Surfing Toward Success: Harnessing Natural Momentum

Surfing Toward Success: Harnessing Natural Momentum

written by: Mr. Victor Barbella
by: Mr. Victor Barbella
Scott-at-pools Scott-at-pools

With spring around the (albeit long) corner, I'm rediscovering newfound motivation for my more health-conscious 2019 New Year's resolutions, which—like an ostensibly endless winter—seemed mired in dull dormancy with only occasional bursts of sunny momentum. Ironic, since I live about 20 minutes from the shore, and the beach is momentum's classroom. Surfers master momentum in their pursuit of the ultimate wave.

Surfers only spend 8% of the entire surf session riding waves.

- The Sports Performance Research Institute New Zealand

Surfers direct more than 80 percent of their energy just getting to the wave—they paddle across flat, apparently harmless water, conserve energy during lulls, and then race ahead of incoming swells to land perfectly atop the wave's shoulder. Keeping their center of gravity in the middle of the surfboard, these maritime masters balance delicately within the crest and trough of each wave, harnessing the ocean's energy for momentum. Surfers succeed by using perseverance and persistence to overcome the many ebbs and flows of momentum. Non-surfers can learn to build momentum (on dry land, no less) by mastering the basics of the sport:

S. . . . . . . . . . . STRATEGY

Surfers do a lot of planning and preparing before heading into the ocean. Creating a plan before diving into work will pay off in two big ways. First, planning allows you to specify and include specific details that will trigger a desired action, like going to Starbucks from 2 p.m. to 4 p.m. every weekday to work on a novel. Perhaps more importantly, though, planning helps create habits—a key factor in maintaining momentum. Make your strategy SMART—specific, measurable, attainable, relevant, timely—to achieve the best results.

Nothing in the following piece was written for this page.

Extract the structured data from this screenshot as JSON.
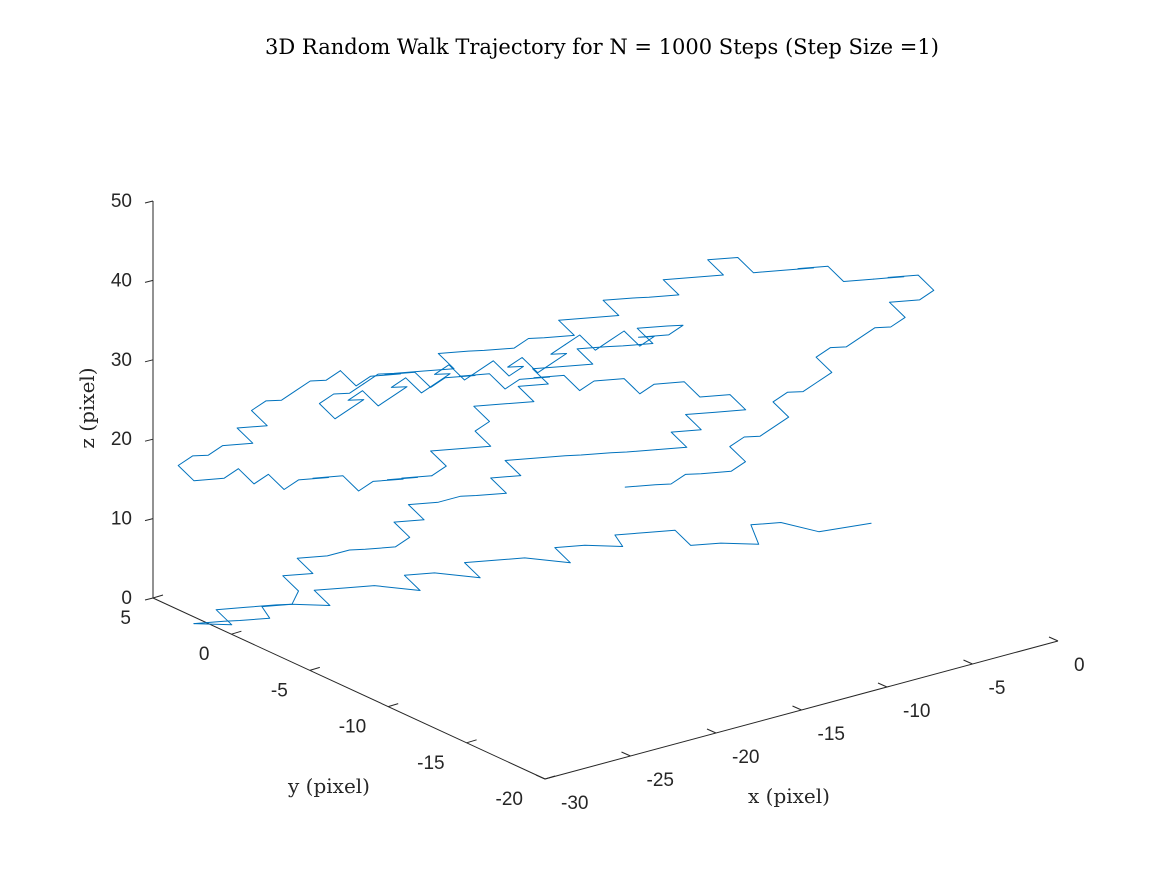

U. . . . . . . . . . UNDERSTANDING

Living near the ocean, surfers understand the natural and necessary ebb and flow of energy. Momentum also mutates. According to Daniel Tomasulo, Ph.D., a faculty member at the Spiritual Mind Body Institute at Columbia Teacher's College, "With momentum, you want to anticipate there's going to be fluctuation." Don't expect that spark of motivation or action that sets you on a specific course to be or feel the same throughout your journey. Recognize, embrace and appreciate forward momentum, while also anticipating future potential lulls, and you'll save yourself wasted energy and anxiety in the long run.

R. . . . . . . . . . RESOLUTION

Though I love toasting to strong new year's goals, here let's toast resolution as perseverance.

"Consistently repeated daily actions plus time equals unconquerable results."

- Jeff Olsen, author of "The Slight Edge" and founder of Live Happymagazine

Surfers know that slow and steady wins the race, both in seeking the perfect wave and in their surfing careers. We often derail ourselves with a desire for big results attained quickly, and when we fall short of our unreal expectations, the feeling of failure stops our momentum. Consistently seek and execute smaller, slower, steady steps toward your goals like a surfer, allowing every accomplishment to propel you forward motivationally. It pays of palpably, psychologically, and spiritually.

F. . . . . . . . . .FIVE, ONE, SMALLEST

Margaret H. Greeberg, co-author of the book "Profit From the Positive," advises asking three important questions to prompt you to act during low energy periods. First, ask yourself, "What would I do if I only had five minutes?" This can help you figure out the next steps, even those that require more than five minutes to properly execute. Next, consider what you could do to move ahead just by 1 percent, to support perseverance and patience. Finally, ask, "What smallest step can I take that would have the most positive impact?" This can be an external impact or internal (emotional), to re-ignite waning desire, faith, trust, motivation, or inspiration.

Keep these tips handy as you jump into new projects, learn new skills, or (finally) start that diet or exercise regimen you've been avoiding. Before long, you'll find yourself riding waves of momentum toward your goal.